Ia menyadari bahwa ucapannya telah menyebabkan kekecewaan di kalangan rekan kerjanya. Winters juga menegaskan komitmen perusahaan untuk mendampingi karyawan di tengah transisi teknologi AI.
Winters berargumen bahwa pernyataannya harus dilihat dalam konteks transformasi jangka panjang. Menurutnya, Standard Chartered sudah bertahun-tahun membantu karyawan meningkatkan keterampilan mereka.
Poin penting terkait komitmen tanggung jawab perusahaan:
- Membantu karyawan yang pekerjaannya terdampak otomatisasi agar bisa memperoleh keahlian baru.
- Membuka peluang bagi tenaga kerja terdampak untuk mengisi posisi lain di dalam internal perusahaan.
- Bertanggung jawab penuh dalam memfasilitasi transisi rekan kerja menuju peran yang memiliki nilai lebih tinggi.
- Memastikan rekam jejak dukungan transisi internal tetap kuat dan menjadi standar pemberi kerja yang baik.
Winters menyatakan bahwa posisi dengan nilai rendah memang lebih rentan terhadap otomatisasi. Oleh karena itu, perusahaan merasa memiliki kewajiban moral untuk membantu peralihan karier mereka.
Dampak AI terhadap Industri Perbankan
Standard Chartered menjadi salah satu institusi keuangan besar yang merespons cepat perkembangan teknologi. Saat ini, perusahaan tercatat memiliki sekitar 82.000 karyawan yang tersebar di berbagai negara.
Mayoritas tenaga kerja di bank ini menempati fungsi administrasi internal. Sektor inilah yang paling merasakan dampak langsung dari kemunculan kecerdasan buatan generatif baru-baru ini.
Banyak perusahaan global kini mulai meninjau ulang kebutuhan tenaga kerja mereka.
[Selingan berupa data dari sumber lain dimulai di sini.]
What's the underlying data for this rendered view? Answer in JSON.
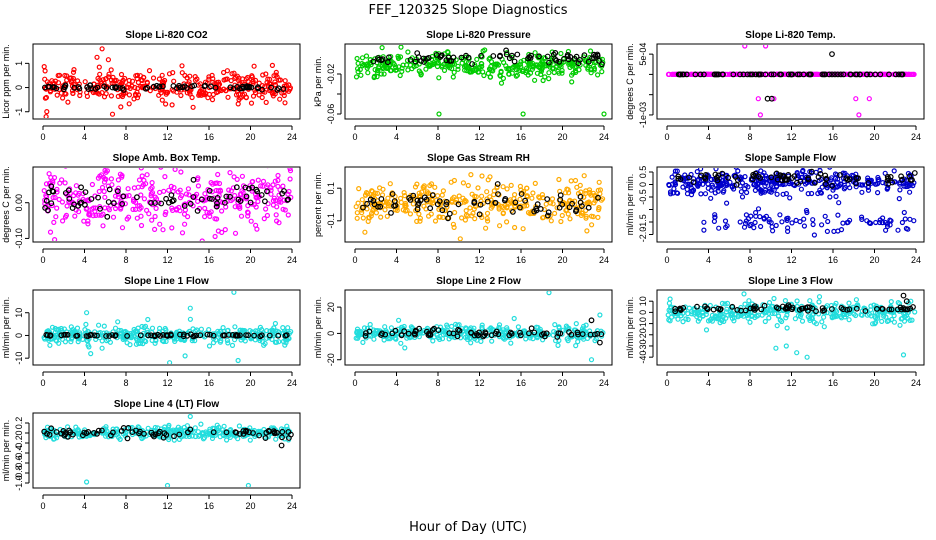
{
  "figure": {
    "title": "FEF_120325  Slope Diagnostics",
    "xlabel": "Hour of Day (UTC)"
  },
  "chart_data": [
    {
      "type": "scatter",
      "title": "Slope Li-820 CO2",
      "ylabel": "Licor ppm per min.",
      "xlim": [
        0,
        24
      ],
      "ylim": [
        -1.3,
        1.8
      ],
      "xticks": [
        "0",
        "4",
        "8",
        "12",
        "16",
        "20",
        "24"
      ],
      "yticks": [
        -1,
        0,
        1
      ],
      "ytick_labels": [
        "-1",
        "0",
        "1"
      ],
      "colors": {
        "primary": "#ff0000",
        "secondary": "#000000"
      },
      "series": [
        {
          "color": "#ff0000",
          "trend": {
            "center": 0.05,
            "spread": 0.3
          },
          "outliers": [
            [
              5.7,
              1.6
            ],
            [
              5.2,
              1.25
            ],
            [
              6.3,
              1.15
            ],
            [
              0.3,
              -1.2
            ],
            [
              6.7,
              -1.1
            ],
            [
              13.4,
              0.9
            ],
            [
              2.4,
              -0.6
            ],
            [
              7.5,
              -0.8
            ]
          ]
        },
        {
          "color": "#000000",
          "trend": {
            "center": 0.0,
            "spread": 0.04
          }
        }
      ]
    },
    {
      "type": "scatter",
      "title": "Slope Li-820 Pressure",
      "ylabel": "kPa per min.",
      "xlim": [
        0,
        24
      ],
      "ylim": [
        -0.065,
        0.01
      ],
      "xticks": [
        "0",
        "4",
        "8",
        "12",
        "16",
        "20",
        "24"
      ],
      "yticks": [
        -0.06,
        -0.04,
        -0.02
      ],
      "ytick_labels": [
        "-0.06",
        "",
        "-0.02"
      ],
      "colors": {
        "primary": "#00cc00",
        "secondary": "#000000"
      },
      "series": [
        {
          "color": "#00cc00",
          "trend": {
            "center": -0.012,
            "spread": 0.006
          },
          "outliers": [
            [
              8.1,
              -0.06
            ],
            [
              16.2,
              -0.06
            ],
            [
              24.0,
              -0.06
            ],
            [
              5.1,
              0.002
            ],
            [
              12.5,
              0.004
            ],
            [
              22.7,
              0.003
            ]
          ]
        },
        {
          "color": "#000000",
          "trend": {
            "center": -0.004,
            "spread": 0.003
          }
        }
      ]
    },
    {
      "type": "scatter",
      "title": "Slope Li-820 Temp.",
      "ylabel": "degrees C per min.",
      "xlim": [
        0,
        24
      ],
      "ylim": [
        -0.0011,
        0.00075
      ],
      "xticks": [
        "0",
        "4",
        "8",
        "12",
        "16",
        "20",
        "24"
      ],
      "yticks": [
        -0.001,
        -0.0005,
        0,
        0.0005
      ],
      "ytick_labels": [
        "-1e-03",
        "",
        "",
        "5e-04"
      ],
      "colors": {
        "primary": "#ff00ff",
        "secondary": "#000000"
      },
      "series": [
        {
          "color": "#ff00ff",
          "trend": {
            "center": 0.0,
            "spread": 0.0
          },
          "outliers": [
            [
              7.5,
              0.0007
            ],
            [
              9.5,
              0.0007
            ],
            [
              8.8,
              -0.0006
            ],
            [
              10.3,
              -0.0006
            ],
            [
              18.2,
              -0.0006
            ],
            [
              19.5,
              -0.0006
            ],
            [
              9.0,
              -0.001
            ],
            [
              18.5,
              -0.001
            ]
          ]
        },
        {
          "color": "#000000",
          "trend": {
            "center": 0.0,
            "spread": 0.0
          },
          "outliers": [
            [
              9.7,
              -0.0006
            ],
            [
              10.1,
              -0.0006
            ],
            [
              15.9,
              0.0005
            ]
          ]
        }
      ]
    },
    {
      "type": "scatter",
      "title": "Slope Amb. Box Temp.",
      "ylabel": "degrees C per min.",
      "xlim": [
        0,
        24
      ],
      "ylim": [
        -0.11,
        0.1
      ],
      "xticks": [
        "0",
        "4",
        "8",
        "12",
        "16",
        "20",
        "24"
      ],
      "yticks": [
        -0.1,
        0.0
      ],
      "ytick_labels": [
        "-0.10",
        "0.00"
      ],
      "colors": {
        "primary": "#ff00ff",
        "secondary": "#000000"
      },
      "series": [
        {
          "color": "#ff00ff",
          "trend": {
            "center": 0.01,
            "spread": 0.04
          }
        },
        {
          "color": "#000000",
          "trend": {
            "center": 0.01,
            "spread": 0.02
          }
        }
      ]
    },
    {
      "type": "scatter",
      "title": "Slope Gas Stream RH",
      "ylabel": "percent per min.",
      "xlim": [
        0,
        24
      ],
      "ylim": [
        -0.23,
        0.23
      ],
      "xticks": [
        "0",
        "4",
        "8",
        "12",
        "16",
        "20",
        "24"
      ],
      "yticks": [
        -0.1,
        0.1
      ],
      "ytick_labels": [
        "-0.1",
        "0.1"
      ],
      "colors": {
        "primary": "#ffaa00",
        "secondary": "#000000"
      },
      "series": [
        {
          "color": "#ffaa00",
          "trend": {
            "center": 0.0,
            "spread": 0.07
          }
        },
        {
          "color": "#000000",
          "trend": {
            "center": 0.0,
            "spread": 0.04
          }
        }
      ]
    },
    {
      "type": "scatter",
      "title": "Slope Sample Flow",
      "ylabel": "ml/min per min.",
      "xlim": [
        0,
        24
      ],
      "ylim": [
        -2.3,
        0.7
      ],
      "xticks": [
        "0",
        "4",
        "8",
        "12",
        "16",
        "20",
        "24"
      ],
      "yticks": [
        0.5,
        0,
        -0.5,
        -1.0,
        -1.5,
        -2.0
      ],
      "ytick_labels": [
        "0.5",
        "0",
        "-0.5",
        "",
        "-1.5",
        "-2.0"
      ],
      "colors": {
        "primary": "#0000cc",
        "secondary": "#000000"
      },
      "series": [
        {
          "color": "#0000cc",
          "trend": {
            "center": 0.1,
            "spread": 0.25
          },
          "band": {
            "center": -1.5,
            "spread": 0.25,
            "count": 90
          }
        },
        {
          "color": "#000000",
          "trend": {
            "center": 0.25,
            "spread": 0.1
          }
        }
      ]
    },
    {
      "type": "scatter",
      "title": "Slope Line 1 Flow",
      "ylabel": "ml/min per min.",
      "xlim": [
        0,
        24
      ],
      "ylim": [
        -13,
        20
      ],
      "xticks": [
        "0",
        "4",
        "8",
        "12",
        "16",
        "20",
        "24"
      ],
      "yticks": [
        -10,
        0,
        10
      ],
      "ytick_labels": [
        "-10",
        "0",
        "10"
      ],
      "colors": {
        "primary": "#22dddd",
        "secondary": "#000000"
      },
      "series": [
        {
          "color": "#22dddd",
          "trend": {
            "center": 0.0,
            "spread": 2.0
          },
          "outliers": [
            [
              4.2,
              10
            ],
            [
              4.6,
              -8
            ],
            [
              12.2,
              -12
            ],
            [
              14.2,
              12
            ],
            [
              13.7,
              -9
            ],
            [
              18.4,
              19
            ],
            [
              18.8,
              -11
            ],
            [
              10.1,
              7
            ],
            [
              7.2,
              6
            ]
          ]
        },
        {
          "color": "#000000",
          "trend": {
            "center": 0.0,
            "spread": 0.2
          }
        }
      ]
    },
    {
      "type": "scatter",
      "title": "Slope Line 2 Flow",
      "ylabel": "ml/min per min.",
      "xlim": [
        0,
        24
      ],
      "ylim": [
        -24,
        33
      ],
      "xticks": [
        "0",
        "4",
        "8",
        "12",
        "16",
        "20",
        "24"
      ],
      "yticks": [
        -20,
        0,
        20
      ],
      "ytick_labels": [
        "-20",
        "0",
        "20"
      ],
      "colors": {
        "primary": "#22dddd",
        "secondary": "#000000"
      },
      "series": [
        {
          "color": "#22dddd",
          "trend": {
            "center": 0.0,
            "spread": 3.0
          },
          "outliers": [
            [
              18.7,
              31
            ],
            [
              22.8,
              -20
            ],
            [
              4.2,
              10
            ],
            [
              4.8,
              -11
            ],
            [
              23.6,
              14
            ],
            [
              2.8,
              -5
            ]
          ]
        },
        {
          "color": "#000000",
          "trend": {
            "center": 0.0,
            "spread": 1.5
          },
          "outliers": [
            [
              22.8,
              10
            ],
            [
              23.6,
              -7
            ]
          ]
        }
      ]
    },
    {
      "type": "scatter",
      "title": "Slope Line 3 Flow",
      "ylabel": "ml/min per min.",
      "xlim": [
        0,
        24
      ],
      "ylim": [
        -47,
        20
      ],
      "xticks": [
        "0",
        "4",
        "8",
        "12",
        "16",
        "20",
        "24"
      ],
      "yticks": [
        -40,
        -30,
        -20,
        -10,
        0,
        10
      ],
      "ytick_labels": [
        "-40",
        "-30",
        "-20",
        "-10",
        "0",
        "10"
      ],
      "colors": {
        "primary": "#22dddd",
        "secondary": "#000000"
      },
      "series": [
        {
          "color": "#22dddd",
          "trend": {
            "center": 0.0,
            "spread": 5.0
          },
          "outliers": [
            [
              11.5,
              -30
            ],
            [
              13.5,
              -40
            ],
            [
              12.5,
              -36
            ],
            [
              22.8,
              -38
            ],
            [
              14.7,
              14
            ],
            [
              0.3,
              12
            ],
            [
              10.5,
              -32
            ]
          ]
        },
        {
          "color": "#000000",
          "trend": {
            "center": 3.0,
            "spread": 1.5
          },
          "outliers": [
            [
              22.8,
              15
            ],
            [
              23.1,
              10
            ]
          ]
        }
      ]
    },
    {
      "type": "scatter",
      "title": "Slope Line 4 (LT) Flow",
      "ylabel": "ml/min per min.",
      "xlim": [
        0,
        24
      ],
      "ylim": [
        -1.1,
        0.4
      ],
      "xticks": [
        "0",
        "4",
        "8",
        "12",
        "16",
        "20",
        "24"
      ],
      "yticks": [
        0.2,
        0,
        -0.2,
        -0.4,
        -0.6,
        -0.8,
        -1.0
      ],
      "ytick_labels": [
        "0.2",
        "0",
        "-0.2",
        "-0.4",
        "-0.6",
        "-0.8",
        "-1.0"
      ],
      "colors": {
        "primary": "#22dddd",
        "secondary": "#000000"
      },
      "series": [
        {
          "color": "#22dddd",
          "trend": {
            "center": 0.0,
            "spread": 0.06
          },
          "outliers": [
            [
              4.2,
              -0.98
            ],
            [
              12.0,
              -1.05
            ],
            [
              19.8,
              -1.05
            ],
            [
              14.2,
              0.33
            ]
          ]
        },
        {
          "color": "#000000",
          "trend": {
            "center": 0.0,
            "spread": 0.04
          },
          "outliers": [
            [
              23.0,
              -0.25
            ],
            [
              23.7,
              -0.1
            ]
          ]
        }
      ]
    }
  ]
}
Fokus evaluasi terutama ditujukan pada pekerjaan rutin dan administratif yang berbasis pada proses manual.
Berikut adalah rincian data terkait rencana efisiensi tenaga kerja di Standard Chartered:
| Kategori Informasi | Detail Rencana Perusahaan |
|---|---|
| Target Pengurangan | Sekitar 15% dari total posisi back office |
| Estimasi Jumlah Pekerja | Mencapai 7.800 orang karyawan |
| Jangka Waktu Eksekusi | Dilakukan selama periode empat tahun |
| Total Karyawan Global | Sekitar 82.000 orang di seluruh dunia |
Tabel di atas menunjukkan skala efisiensi yang tengah dijalankan oleh Standard Chartered di tengah ekspansi teknologi AI. Perusahaan berupaya menyeimbangkan antara kemajuan teknologi dan pengelolaan sumber daya manusia.